Democrats Say They Have New Information About Trump’s Financial Misdeeds

June 9, 2023 by Tom Ramstack
Democrats Say They Have New Information About Trump’s Financial Misdeeds
Outside the Trump International Hotel in Washington, DC in 2019. (Photo by Dan McCue)

WASHINGTON — More legal trouble is brewing for former President Donald Trump even after a second criminal indictment on Thursday.

He still faces the possibility of a legal claim related to a hotel his company ran in Washington, D.C., after new evidence revealed he received “emoluments” from foreign governments.

Emoluments, which normally refer to compensation, gifts or titles, are forbidden by the Constitution for a president and his staff.
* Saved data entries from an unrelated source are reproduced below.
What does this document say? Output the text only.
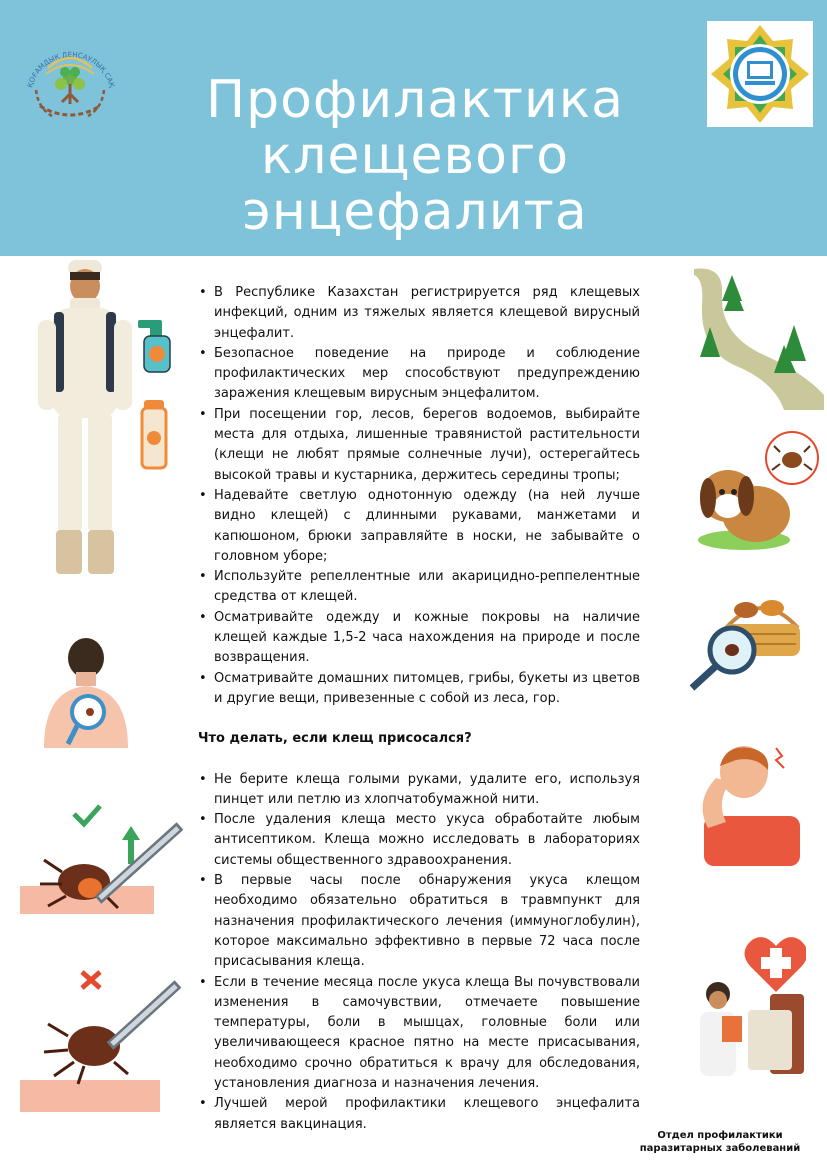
ҚОҒАМДЫҚ ДЕНСАУЛЫҚ САҚ	Профилактика клещевого энцефалита
• В Республике Казахстан регистрируется ряд клещевых инфекций, одним из тяжелых является клещевой вирусный энцефалит.
• Безопасное поведение на природе и соблюдение профилактических мер способствуют предупреждению заражения клещевым вирусным энцефалитом.
• При посещении гор, лесов, берегов водоемов, выбирайте места для отдыха, лишенные травянистой растительности (клещи не любят прямые солнечные лучи), остерегайтесь высокой травы и кустарника, держитесь середины тропы;
• Надевайте светлую однотонную одежду (на ней лучше видно клещей) с длинными рукавами, манжетами и капюшоном, брюки заправляйте в носки, не забывайте о головном уборе;
• Используйте репеллентные или акарицидно-реппелентные средства от клещей.
• Осматривайте одежду и кожные покровы на наличие клещей каждые 1,5-2 часа нахождения на природе и после возвращения.
• Осматривайте домашних питомцев, грибы, букеты из цветов и другие вещи, привезенные с собой из леса, гор.
Что делать, если клещ присосался?
• Не берите клеща голыми руками, удалите его, используя пинцет или петлю из хлопчатобумажной нити.
• После удаления клеща место укуса обработайте любым антисептиком. Клеща можно исследовать в лабораториях системы общественного здравоохранения.
• В первые часы после обнаружения укуса клещом необходимо обязательно обратиться в травмпункт для назначения профилактического лечения (иммуноглобулин), которое максимально эффективно в первые 72 часа после присасывания клеща.
• Если в течение месяца после укуса клеща Вы почувствовали изменения в самочувствии, отмечаете повышение температуры, боли в мышцах, головные боли или увеличивающееся красное пятно на месте присасывания, необходимо срочно обратиться к врачу для обследования, установления диагноза и назначения лечения.
• Лучшей мерой профилактики клещевого энцефалита является вакцинация.
Отдел профилактики паразитарных заболеваний
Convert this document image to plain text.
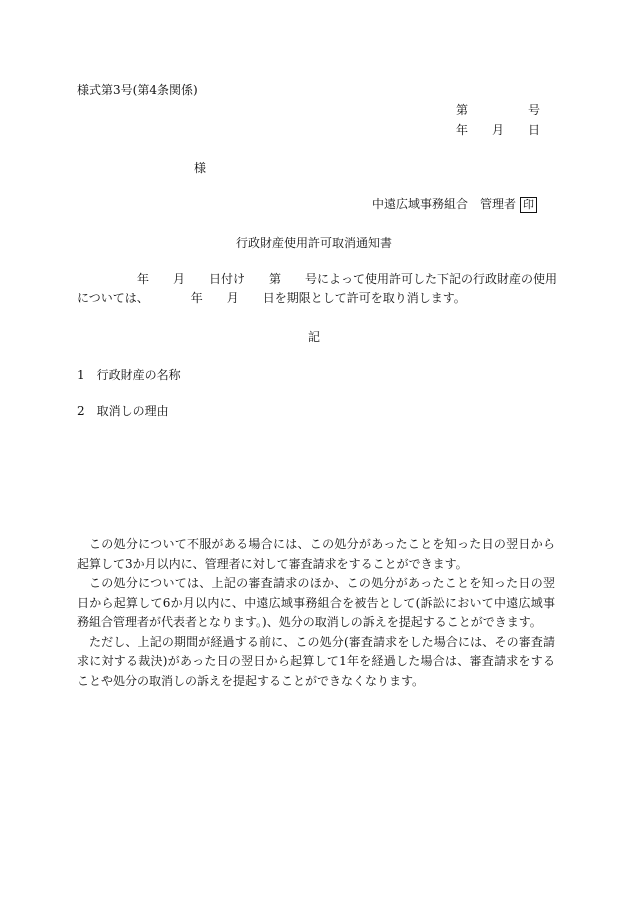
様式第3号(第4条関係)
第	号
年 月 日
様
中遠広域事務組合　 管理者 印
行政財産使用許可取消通知書
　　　　　年　　月　　日付け　　第　　号によって使用許可した下記の行政財産の使用
については、　　　　年　　月　　日を期限として許可を取り消します。
記
1　 行政財産の名称
2　 取消しの理由

この処分について不服がある場合には、この処分があったことを知った日の翌日から起算して3か月以内に、管理者に対して審査請求をすることができます。

この処分については、上記の審査請求のほか、この処分があったことを知った日の翌日から起算して6か月以内に、中遠広域事務組合を被告として(訴訟において中遠広域事務組合管理者が代表者となります。)、処分の取消しの訴えを提起することができます。

ただし、上記の期間が経過する前に、この処分(審査請求をした場合には、その審査請求に対する裁決)があった日の翌日から起算して1年を経過した場合は、審査請求をすることや処分の取消しの訴えを提起することができなくなります。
Rep. Jamie Raskin, D-Md., said that documents the House Oversight Committee received from the General Services Administration this week showed “former President [Donald] Trump’s receipt of millions of dollars in emoluments from foreign governments and the Secret Service, as well as his efforts to conceal millions of dollars in losses from his failed hotel …”

He was referring to Trump International Hotel at 1100 Pennsylvania Ave. NW in Washington, D.C., a short walk from the White House. The Trump Organization leased it from the U.S. General Services Administration in 2013 before Trump became president, converted what was then the Old Post Office Pavilion into a luxury hotel, and sold it last year.
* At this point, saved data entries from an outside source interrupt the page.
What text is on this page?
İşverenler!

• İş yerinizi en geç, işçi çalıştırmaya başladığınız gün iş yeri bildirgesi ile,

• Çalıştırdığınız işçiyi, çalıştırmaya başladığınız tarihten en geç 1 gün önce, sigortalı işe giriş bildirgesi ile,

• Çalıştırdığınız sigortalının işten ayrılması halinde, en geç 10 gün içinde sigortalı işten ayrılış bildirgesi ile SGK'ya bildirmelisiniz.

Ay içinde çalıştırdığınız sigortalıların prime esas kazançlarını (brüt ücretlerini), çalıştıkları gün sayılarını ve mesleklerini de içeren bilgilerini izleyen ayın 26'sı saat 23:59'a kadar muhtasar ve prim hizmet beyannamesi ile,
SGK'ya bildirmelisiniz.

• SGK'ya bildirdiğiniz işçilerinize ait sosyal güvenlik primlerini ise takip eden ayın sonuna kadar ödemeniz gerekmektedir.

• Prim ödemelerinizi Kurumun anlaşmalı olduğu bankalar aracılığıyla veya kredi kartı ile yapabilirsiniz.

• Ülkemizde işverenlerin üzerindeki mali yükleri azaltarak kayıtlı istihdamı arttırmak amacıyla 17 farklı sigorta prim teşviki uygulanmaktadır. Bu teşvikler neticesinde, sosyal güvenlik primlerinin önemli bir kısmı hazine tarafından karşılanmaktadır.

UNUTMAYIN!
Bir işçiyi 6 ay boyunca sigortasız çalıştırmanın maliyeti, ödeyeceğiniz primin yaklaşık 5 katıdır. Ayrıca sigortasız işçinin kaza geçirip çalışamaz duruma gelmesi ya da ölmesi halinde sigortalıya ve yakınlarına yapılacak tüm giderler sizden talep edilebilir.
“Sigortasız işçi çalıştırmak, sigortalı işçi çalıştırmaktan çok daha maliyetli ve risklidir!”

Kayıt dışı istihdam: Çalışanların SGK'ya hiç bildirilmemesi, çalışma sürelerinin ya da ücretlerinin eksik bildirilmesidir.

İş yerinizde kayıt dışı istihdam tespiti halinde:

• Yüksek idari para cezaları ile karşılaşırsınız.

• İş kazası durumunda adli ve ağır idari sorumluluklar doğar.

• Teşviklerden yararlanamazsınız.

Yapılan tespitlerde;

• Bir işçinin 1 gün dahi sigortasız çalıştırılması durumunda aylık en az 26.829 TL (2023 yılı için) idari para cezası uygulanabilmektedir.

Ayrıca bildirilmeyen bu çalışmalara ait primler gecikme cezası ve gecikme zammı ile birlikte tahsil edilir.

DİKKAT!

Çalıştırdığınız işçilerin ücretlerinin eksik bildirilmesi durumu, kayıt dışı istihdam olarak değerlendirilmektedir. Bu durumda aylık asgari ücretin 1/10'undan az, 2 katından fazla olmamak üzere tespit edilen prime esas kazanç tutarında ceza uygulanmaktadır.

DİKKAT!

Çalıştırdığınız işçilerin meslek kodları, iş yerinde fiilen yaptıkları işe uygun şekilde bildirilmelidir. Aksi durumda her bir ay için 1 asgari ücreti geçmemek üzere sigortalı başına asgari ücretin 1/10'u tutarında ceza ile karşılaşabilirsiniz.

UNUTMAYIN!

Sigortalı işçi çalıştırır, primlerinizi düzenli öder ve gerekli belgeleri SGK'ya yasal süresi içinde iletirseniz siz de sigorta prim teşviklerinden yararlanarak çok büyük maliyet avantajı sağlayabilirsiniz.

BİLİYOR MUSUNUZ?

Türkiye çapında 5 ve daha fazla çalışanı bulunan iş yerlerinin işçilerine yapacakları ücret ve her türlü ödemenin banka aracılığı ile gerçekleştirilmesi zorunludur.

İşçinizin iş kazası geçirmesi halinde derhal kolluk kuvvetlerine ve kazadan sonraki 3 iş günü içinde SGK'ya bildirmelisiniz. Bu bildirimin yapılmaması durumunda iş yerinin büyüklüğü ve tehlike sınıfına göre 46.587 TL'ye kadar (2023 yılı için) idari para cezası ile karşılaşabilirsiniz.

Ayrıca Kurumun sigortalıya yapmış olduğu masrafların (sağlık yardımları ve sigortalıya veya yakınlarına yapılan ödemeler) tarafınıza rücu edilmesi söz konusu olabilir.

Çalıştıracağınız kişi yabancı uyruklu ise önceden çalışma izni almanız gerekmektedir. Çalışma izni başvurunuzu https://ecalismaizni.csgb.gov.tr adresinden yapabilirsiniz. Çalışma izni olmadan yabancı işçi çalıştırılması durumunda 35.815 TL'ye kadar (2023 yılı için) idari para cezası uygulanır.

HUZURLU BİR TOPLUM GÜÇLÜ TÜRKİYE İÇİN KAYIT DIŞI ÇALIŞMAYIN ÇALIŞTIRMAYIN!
Foreign dignitaries said they felt pressured by the Trump administration to stay at the hotel when they were in Washington doing business with White House staff.

The allegations were part of a larger investigation by Congress about financial improprieties involving the hotel. The House Oversight Committee sued the General Services Administration to obtain information about the agency’s lease of the Old Post Office to the Trump Organization.
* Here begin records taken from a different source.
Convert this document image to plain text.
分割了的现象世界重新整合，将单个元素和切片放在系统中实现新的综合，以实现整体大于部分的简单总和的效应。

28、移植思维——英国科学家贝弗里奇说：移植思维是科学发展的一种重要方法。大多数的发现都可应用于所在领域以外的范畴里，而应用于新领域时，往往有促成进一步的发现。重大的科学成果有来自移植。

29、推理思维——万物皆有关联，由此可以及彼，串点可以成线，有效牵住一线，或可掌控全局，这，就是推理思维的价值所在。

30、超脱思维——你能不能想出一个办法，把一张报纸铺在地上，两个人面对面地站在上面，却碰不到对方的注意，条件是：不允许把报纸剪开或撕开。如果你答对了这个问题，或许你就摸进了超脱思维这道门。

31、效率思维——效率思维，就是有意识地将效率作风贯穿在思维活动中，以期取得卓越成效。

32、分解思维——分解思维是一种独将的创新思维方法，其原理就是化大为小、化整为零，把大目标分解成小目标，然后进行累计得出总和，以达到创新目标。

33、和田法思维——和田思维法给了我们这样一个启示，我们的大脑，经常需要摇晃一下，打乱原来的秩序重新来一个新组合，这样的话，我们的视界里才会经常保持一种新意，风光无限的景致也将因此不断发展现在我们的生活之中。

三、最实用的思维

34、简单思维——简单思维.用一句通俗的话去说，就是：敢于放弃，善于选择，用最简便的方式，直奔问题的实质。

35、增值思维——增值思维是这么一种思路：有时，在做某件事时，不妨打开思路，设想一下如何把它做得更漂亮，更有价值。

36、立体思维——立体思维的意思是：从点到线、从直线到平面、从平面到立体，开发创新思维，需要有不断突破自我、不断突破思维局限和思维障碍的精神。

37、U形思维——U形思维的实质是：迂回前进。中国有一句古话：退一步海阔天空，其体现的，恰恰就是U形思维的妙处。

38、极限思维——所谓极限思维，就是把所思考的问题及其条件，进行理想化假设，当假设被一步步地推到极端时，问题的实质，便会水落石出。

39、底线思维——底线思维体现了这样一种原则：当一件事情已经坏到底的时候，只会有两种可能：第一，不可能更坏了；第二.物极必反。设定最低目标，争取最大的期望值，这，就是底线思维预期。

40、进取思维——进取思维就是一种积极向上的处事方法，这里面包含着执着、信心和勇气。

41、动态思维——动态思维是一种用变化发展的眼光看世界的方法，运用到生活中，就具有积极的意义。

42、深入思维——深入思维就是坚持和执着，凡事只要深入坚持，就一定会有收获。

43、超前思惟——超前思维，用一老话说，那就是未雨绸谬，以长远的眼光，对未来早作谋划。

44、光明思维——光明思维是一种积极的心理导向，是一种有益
This week, House Democrats announced they dropped their lawsuit after the General Services Administration provided them with nearly all the documents they requested.

Concerns about a possible conflict of interest started when Trump began his presidential campaign in 2015. They prompted lawsuits by a private government watchdog group, the District of Columbia’s attorney general and a congressional committee.

The GSA provided some of the requested financial records before Trump became president. The agency stopped turning them over after the inauguration.

In court filings, the Oversight Committee said the General Services Administration’s refusal to give lawmakers all the information they requested violated the “Seven Member Rule” of congressional procedure.

The Seven Member Rule says federal agencies must give a congressional committee the information it requests if at least seven committee members request it.

A federal district court dismissed the Oversight Committee’s lawsuit in August 2018. The court said the lawmakers could not prove they would suffer any harm that would give them standing to sue if the GSA declined to give them information.

The U.S. Circuit Court of Appeals in Washington revived the lawsuit in 2021. 

The appellate court said the refusal by the GSA to cooperate after the Oversight Committee invoked the Seven Member Rule gave the lawmakers “a concrete, particularized and individualized personal injury” and therefore a right to sue.

The General Services Administration appealed to the Supreme Court, arguing the courts were not the proper place to resolve disputes between a congressional committee and a federal agency. Instead, they should be handled “through negotiation and compromise.”

The Supreme Court agreed to hear the case last month.

The Oversight Committee’s decision this week to drop the lawsuit ends the court case but does not halt possible legal action against Trump or his business enterprise.

The preliminary investigation showed Trump International Hotel had received about $3.7 million from foreign governments, potentially violating the Foreign Emoluments Clause of the U.S. Constitution, according to a 2021 Oversight Committee report.

If true, the Trump Organization could be forced through further legal action to surrender the foreign money.

Meanwhile, Trump is facing additional criminal charges after the Justice Department indicted him Thursday for allegedly intentionally taking and mishandling classified documents. He faces other criminal charges in New York after an alleged sexual assault.

Regarding the indictment on Thursday, Raskin, the highest ranking Democrat on the Oversight Committee, said the indictment “tells us that former President Donald Trump put our national security in grave danger as he pursued yet another lawless personal agenda by pilfering and hoarding government documents.”

The U.S. District Court case was Raskin et al. v. Carnahan, case number 1:17-cv-02308, in the U.S. District Court for the District of Columbia.